荻原浩 明日の記憶 [●本(小説)]
渡辺謙主演で大ブレイクした映画「明日の記憶」の原作本がようやく文庫化。
タイミングとしては先日読んだ間宮兄弟とおなじ感じだ。原作本がブレイクし、映画化で再ブレイク、そして満を持して?かどうかは不明だが文庫化するパターン。上映から1年はたっているので細かい描写までは忘れてしまったがあらすじについては印象深いので大体覚えている。
映画とほとんど同じストーリーだったのですぐに当時映画を見た記憶がよみがえり、描かれている世界が頭の中に広がってきた。やはり50代で発病してしまうというのは苦しいだろうな~。映像の場合は、渡辺謙の演技を通してそのつらさが伝わってくるが、文章からも自分は若いと思うのだが、記憶があいまいになっていくもどかしさ、それを受け入れられていない自分の葛藤がとてもうまく表現されている。
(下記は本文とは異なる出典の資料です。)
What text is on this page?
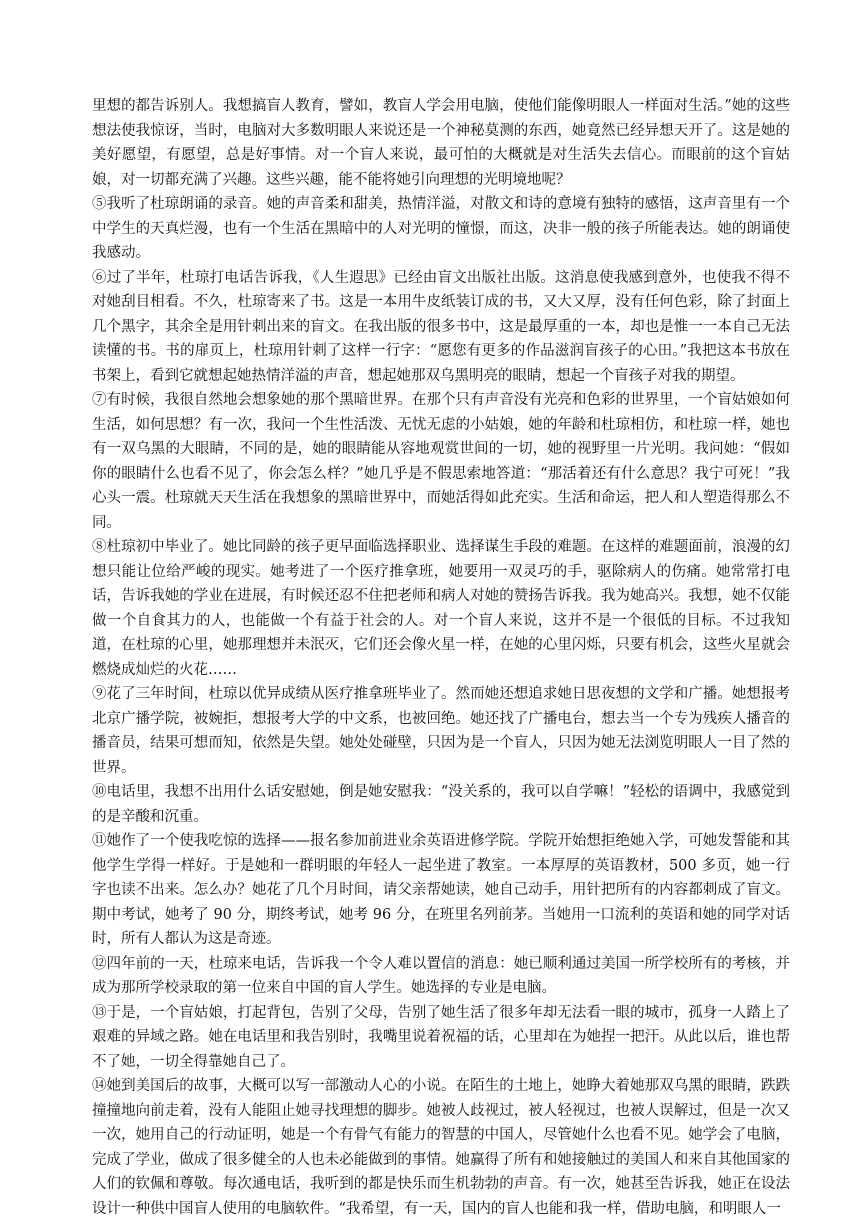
里想的都告诉别人。我想搞盲人教育，譬如，教盲人学会用电脑，使他们能像明眼人一样面对生活。”她的这些想法使我惊讶，当时，电脑对大多数明眼人来说还是一个神秘莫测的东西，她竟然已经异想天开了。这是她的美好愿望，有愿望，总是好事情。对一个盲人来说，最可怕的大概就是对生活失去信心。而眼前的这个盲姑娘，对一切都充满了兴趣。这些兴趣，能不能将她引向理想的光明境地呢？

⑤我听了杜琼朗诵的录音。她的声音柔和甜美，热情洋溢，对散文和诗的意境有独特的感悟，这声音里有一个中学生的天真烂漫，也有一个生活在黑暗中的人对光明的憧憬，而这，决非一般的孩子所能表达。她的朗诵使我感动。

⑥过了半年，杜琼打电话告诉我，《人生遐思》已经由盲文出版社出版。这消息使我感到意外，也使我不得不对她刮目相看。不久，杜琼寄来了书。这是一本用牛皮纸装订成的书，又大又厚，没有任何色彩，除了封面上几个黑字，其余全是用针刺出来的盲文。在我出版的很多书中，这是最厚重的一本，却也是惟一一本自己无法读懂的书。书的扉页上，杜琼用针刺了这样一行字：“愿您有更多的作品滋润盲孩子的心田。”我把这本书放在书架上，看到它就想起她热情洋溢的声音，想起她那双乌黑明亮的眼睛，想起一个盲孩子对我的期望。

⑦有时候，我很自然地会想象她的那个黑暗世界。在那个只有声音没有光亮和色彩的世界里，一个盲姑娘如何生活，如何思想？有一次，我问一个生性活泼、无忧无虑的小姑娘，她的年龄和杜琼相仿，和杜琼一样，她也有一双乌黑的大眼睛，不同的是，她的眼睛能从容地观赏世间的一切，她的视野里一片光明。我问她：“假如你的眼睛什么也看不见了，你会怎么样？”她几乎是不假思索地答道：“那活着还有什么意思？我宁可死！”我心头一震。杜琼就天天生活在我想象的黑暗世界中，而她活得如此充实。生活和命运，把人和人塑造得那么不同。

⑧杜琼初中毕业了。她比同龄的孩子更早面临选择职业、选择谋生手段的难题。在这样的难题面前，浪漫的幻想只能让位给严峻的现实。她考进了一个医疗推拿班，她要用一双灵巧的手，驱除病人的伤痛。她常常打电话，告诉我她的学业在进展，有时候还忍不住把老师和病人对她的赞扬告诉我。我为她高兴。我想，她不仅能做一个自食其力的人，也能做一个有益于社会的人。对一个盲人来说，这并不是一个很低的目标。不过我知道，在杜琼的心里，她那理想并未泯灭，它们还会像火星一样，在她的心里闪烁，只要有机会，这些火星就会燃烧成灿烂的火花……

⑨花了三年时间，杜琼以优异成绩从医疗推拿班毕业了。然而她还想追求她日思夜想的文学和广播。她想报考北京广播学院，被婉拒，想报考大学的中文系，也被回绝。她还找了广播电台，想去当一个专为残疾人播音的播音员，结果可想而知，依然是失望。她处处碰壁，只因为是一个盲人，只因为她无法浏览明眼人一目了然的世界。

⑩电话里，我想不出用什么话安慰她，倒是她安慰我：“没关系的，我可以自学嘛！”轻松的语调中，我感觉到的是辛酸和沉重。

⑪她作了一个使我吃惊的选择——报名参加前进业余英语进修学院。学院开始想拒绝她入学，可她发誓能和其他学生学得一样好。于是她和一群明眼的年轻人一起坐进了教室。一本厚厚的英语教材，500 多页，她一行字也读不出来。怎么办？她花了几个月时间，请父亲帮她读，她自己动手，用针把所有的内容都刺成了盲文。期中考试，她考了 90 分，期终考试，她考 96 分，在班里名列前茅。当她用一口流利的英语和她的同学对话时，所有人都认为这是奇迹。

⑫四年前的一天，杜琼来电话，告诉我一个令人难以置信的消息：她已顺利通过美国一所学校所有的考核，并成为那所学校录取的第一位来自中国的盲人学生。她选择的专业是电脑。

⑬于是，一个盲姑娘，打起背包，告别了父母，告别了她生活了很多年却无法看一眼的城市，孤身一人踏上了艰难的异域之路。她在电话里和我告别时，我嘴里说着祝福的话，心里却在为她捏一把汗。从此以后，谁也帮不了她，一切全得靠她自己了。

⑭她到美国后的故事，大概可以写一部激动人心的小说。在陌生的土地上，她睁大着她那双乌黑的眼睛，跌跌撞撞地向前走着，没有人能阻止她寻找理想的脚步。她被人歧视过，被人轻视过，也被人误解过，但是一次又一次，她用自己的行动证明，她是一个有骨气有能力的智慧的中国人，尽管她什么也看不见。她学会了电脑，完成了学业，做成了很多健全的人也未必能做到的事情。她赢得了所有和她接触过的美国人和来自其他国家的人们的钦佩和尊敬。每次通电话，我听到的都是快乐而生机勃勃的声音。有一次，她甚至告诉我，她正在设法设计一种供中国盲人使用的电脑软件。“我希望，有一天，国内的盲人也能和我一样，借助电脑，和明眼人一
仮に自分がなったとしてもこのような対応を取ってしまうんじゃないかと思わせるところが評判となった理由でもあるのだろう。
本書の中では、家族はやさしく支えてくれ、周りの人たちは支えてくれる人もいれば、悪用しようとする人もいるということが対極的に描かれているが実際の世界はどうなのだろうか。家族からも擦れられちゃう場合もあるだろうし、周りの人がみんなサポートしてくれる場合もあるだろう。いろいろなパータンがあると思われるが、いちばん現実的なところなのが本書に描かれているパターンなのかなぁ。
ということなどいろいろ考えさせられる小説であった。山本周五郎賞を受賞した作品だけはありますな。